The market for smart TVs is quite cement, there are many brands and each of them run their own operating system. That means that you need to have your native application running for each of them. But, just to make our lives easier and reduce the maintenance costs, we decided to build a user interface using a web application that can be loaded in each of the native app. That gave us a great interoperability of shipping the same code to all these native applications. But, it came at the cost of losing the support from the native platform. In that case, it's obviously the spatial navigation.
Then, I was thinking, okay, okay. But, the year is 2023. Shouldn't that be provided by the browser? I mean, the browser, nowadays, is a very sophisticated piece of software. And, the answer is not yet. It's a work in progress. There is a proposal. It's still a draft for building this functionality, but it's not there yet.
2. Improving the Approach to Spatial Navigation
We need to continue waiting. Are there any open-source projects we could use? Norwegian Media released one in 2019, but our application is older. Let's start building it. Wrap each navigational element with an ID and tell them where to go. This approach has caveats: difficult with dynamic views, prone to mistakes, and adds extra information. Let's improve this approach by developing the extra logic to connect TV control with our application.
We need to continue waiting. Then, I was thinking, okay, okay. But, are there any open-source projects out there that we could use? And, actually, there is. Thank you very much, Norwegian Media, for providing this. Unfortunately, they released it in, no, unfortunately, but they released it in 2019, and our application is a little bit older than that. So, we didn't have any back then.
Having answered that question, let's start. Let's start building it. If I ask you just from top of your head, like your intuition, how would you do it? I don't know about you, but for me, it was, I mean, the simplest that I could come up, and I think I read it on a blog from Norwegian Media, and even from Netflix. It's basically, you just wrap each of what I call navigational elements as the element that the user can interact with it, with just an ID, just identify them, and then you tell them where to go. Take for example, the sidebar of our application, the Spotify application.
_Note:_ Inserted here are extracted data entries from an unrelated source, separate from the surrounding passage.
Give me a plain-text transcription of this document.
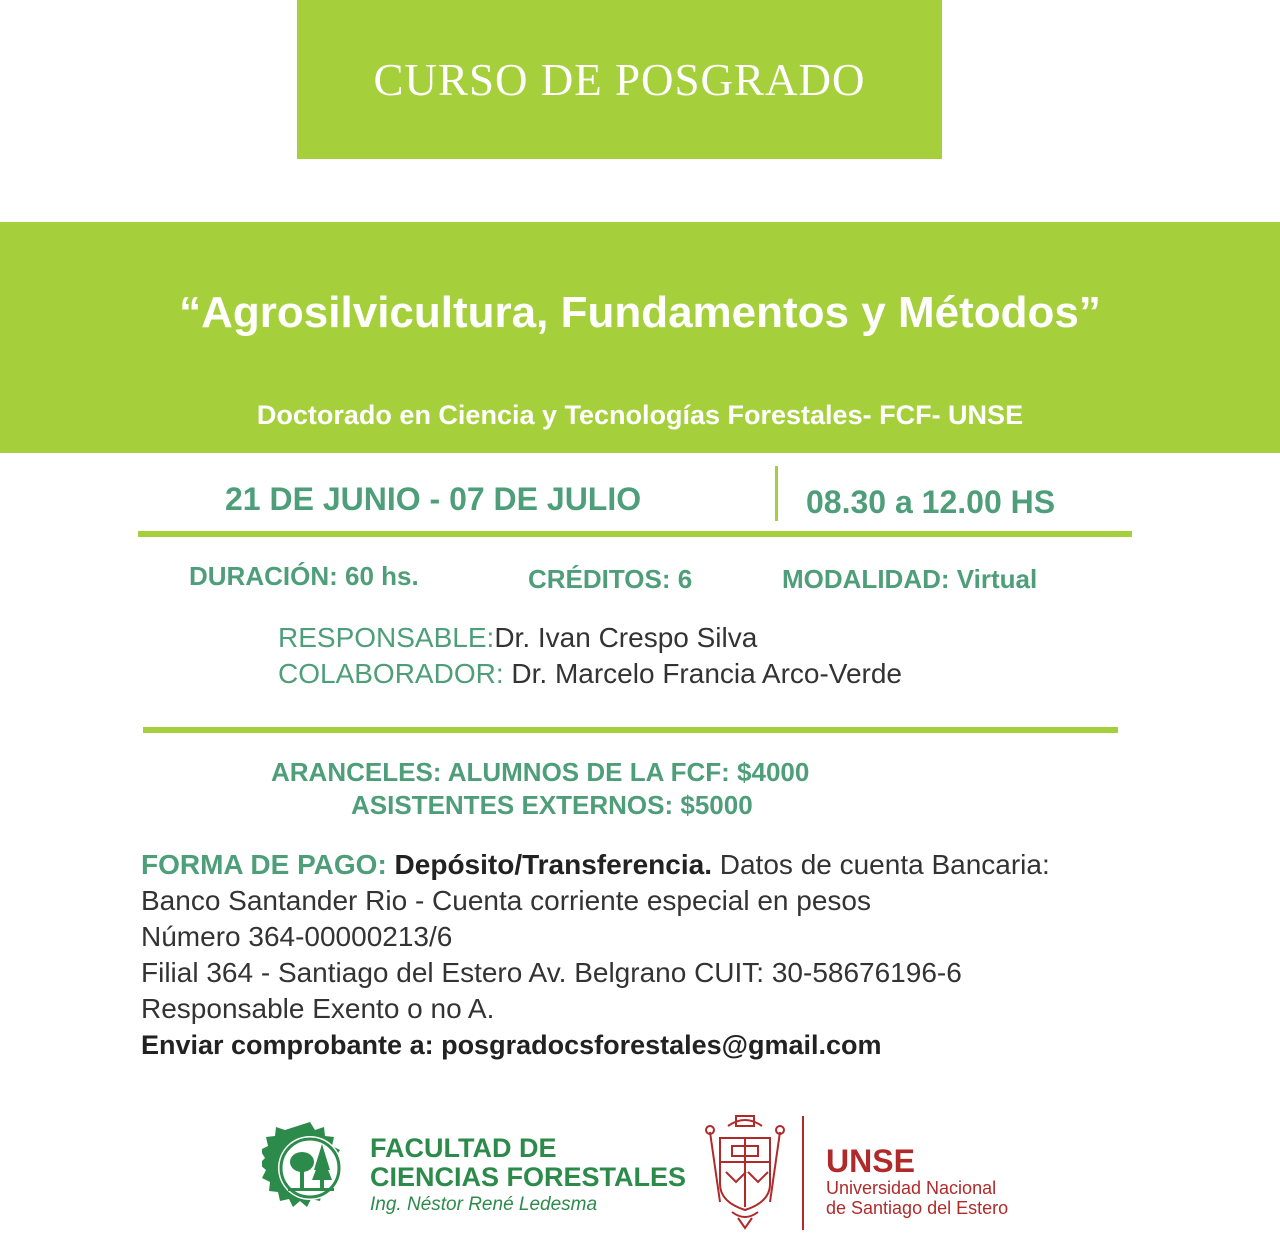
CURSO DE POSGRADO
“Agrosilvicultura, Fundamentos y Métodos”
Doctorado en Ciencia y Tecnologías Forestales- FCF- UNSE
21 DE JUNIO - 07 DE JULIO	08.30 a 12.00 HS
DURACIÓN: 60 hs.	CRÉDITOS: 6	MODALIDAD: Virtual
RESPONSABLE:Dr. Ivan Crespo Silva
COLABORADOR: Dr. Marcelo Francia Arco-Verde
ARANCELES: ALUMNOS DE LA FCF: $4000
ASISTENTES EXTERNOS: $5000
FORMA DE PAGO: Depósito/Transferencia. Datos de cuenta Bancaria:
Banco Santander Rio - Cuenta corriente especial en pesos
Número 364-00000213/6
Filial 364 - Santiago del Estero Av. Belgrano CUIT: 30-58676196-6
Responsable Exento o no A.
Enviar comprobante a: posgradocsforestales@gmail.com
FACULTAD DE
CIENCIAS FORESTALES
Ing. Néstor René Ledesma
UNSE
Universidad Nacional
de Santiago del Estero
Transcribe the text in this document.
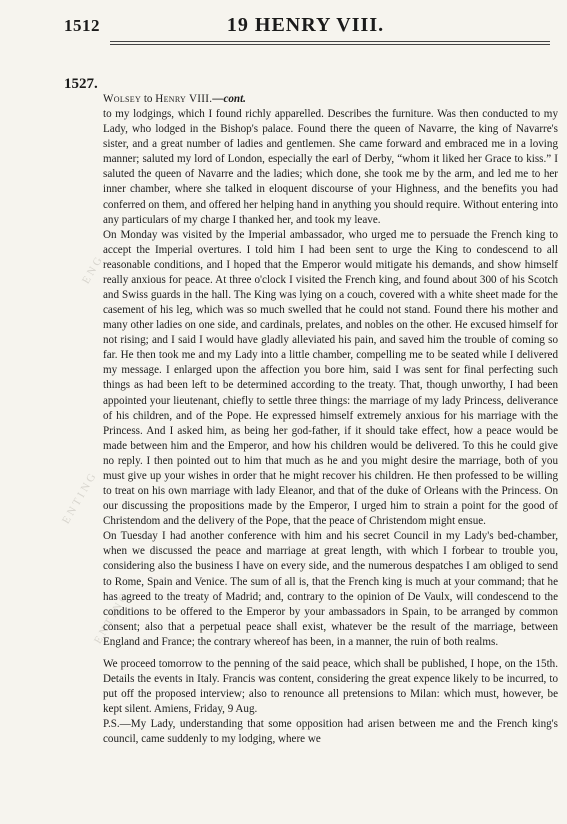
ENG
ENTING
ENTING
1512	19 HENRY VIII.
1527.

Wolsey to Henry VIII.—cont.

to my lodgings, which I found richly apparelled. Describes the furniture. Was then conducted to my Lady, who lodged in the Bishop's palace. Found there the queen of Navarre, the king of Navarre's sister, and a great number of ladies and gentlemen. She came forward and embraced me in a loving manner; saluted my lord of London, especially the earl of Derby, “whom it liked her Grace to kiss.” I saluted the queen of Navarre and the ladies; which done, she took me by the arm, and led me to her inner chamber, where she talked in eloquent discourse of your Highness, and the benefits you had conferred on them, and offered her helping hand in anything you should require. Without entering into any particulars of my charge I thanked her, and took my leave.

On Monday was visited by the Imperial ambassador, who urged me to persuade the French king to accept the Imperial overtures. I told him I had been sent to urge the King to condescend to all reasonable conditions, and I hoped that the Emperor would mitigate his demands, and show himself really anxious for peace. At three o'clock I visited the French king, and found about 300 of his Scotch and Swiss guards in the hall. The King was lying on a couch, covered with a white sheet made for the casement of his leg, which was so much swelled that he could not stand. Found there his mother and many other ladies on one side, and cardinals, prelates, and nobles on the other. He excused himself for not rising; and I said I would have gladly alleviated his pain, and saved him the trouble of coming so far. He then took me and my Lady into a little chamber, compelling me to be seated while I delivered my message. I enlarged upon the affection you bore him, said I was sent for final perfecting such things as had been left to be determined according to the treaty. That, though unworthy, I had been appointed your lieutenant, chiefly to settle three things: the marriage of my lady Princess, deliverance of his children, and of the Pope. He expressed himself extremely anxious for his marriage with the Princess. And I asked him, as being her god-father, if it should take effect, how a peace would be made between him and the Emperor, and how his children would be delivered. To this he could give no reply. I then pointed out to him that much as he and you might desire the marriage, both of you must give up your wishes in order that he might recover his children. He then professed to be willing to treat on his own marriage with lady Eleanor, and that of the duke of Orleans with the Princess. On our discussing the propositions made by the Emperor, I urged him to strain a point for the good of Christendom and the delivery of the Pope, that the peace of Christendom might ensue.

On Tuesday I had another conference with him and his secret Council in my Lady's bed-chamber, when we discussed the peace and marriage at great length, with which I forbear to trouble you, considering also the business I have on every side, and the numerous despatches I am obliged to send to Rome, Spain and Venice. The sum of all is, that the French king is much at your command; that he has agreed to the treaty of Madrid; and, contrary to the opinion of De Vaulx, will condescend to the conditions to be offered to the Emperor by your ambassadors in Spain, to be arranged by common consent; also that a perpetual peace shall exist, whatever be the result of the marriage, between England and France; the contrary whereof has been, in a manner, the ruin of both realms.

We proceed tomorrow to the penning of the said peace, which shall be published, I hope, on the 15th. Details the events in Italy. Francis was content, considering the great expence likely to be incurred, to put off the proposed interview; also to renounce all pretensions to Milan: which must, however, be kept silent. Amiens, Friday, 9 Aug.

P.S.—My Lady, understanding that some opposition had arisen between me and the French king's council, came suddenly to my lodging, where we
Each of these elements is just a link for the home view, the search, and so on, and like I've explained before, you wrap them with an ID, and in that wrapper, you tell them where to go, so if you are going to the, if you're in the search and you go to the app, then you tell them, go to this ID that is the home.
That approach actually gets the job done, but it obviously have a few caveats as you, I can imagine, you can anticipate. One is that it is difficult to work with dynamic views. Think for example, recommendations, the developer doesn't know what they are going to get. Also, it's ever prone, because the developer is the developers role to add this ID manually, so mistakes can happen. We're humans. And finally, it just adds extra information that is not related to the application, like I said, this is just a utility that should be invisible to the application layer. So let's improve this approach.
For this presentation, I built a very small application app that basically has just two views. It's a welcome. Click on this one. Then you go to another view that renders you just a surprise for whatever. And then you have the go back link. And then you come back to SMBN. It works perfectly well with the mouse, but it doesn't work with the TV control. So this is exactly what we're going to do. We're going to develop the extra logic that we need to connect TV control with our very simple application. Demo application.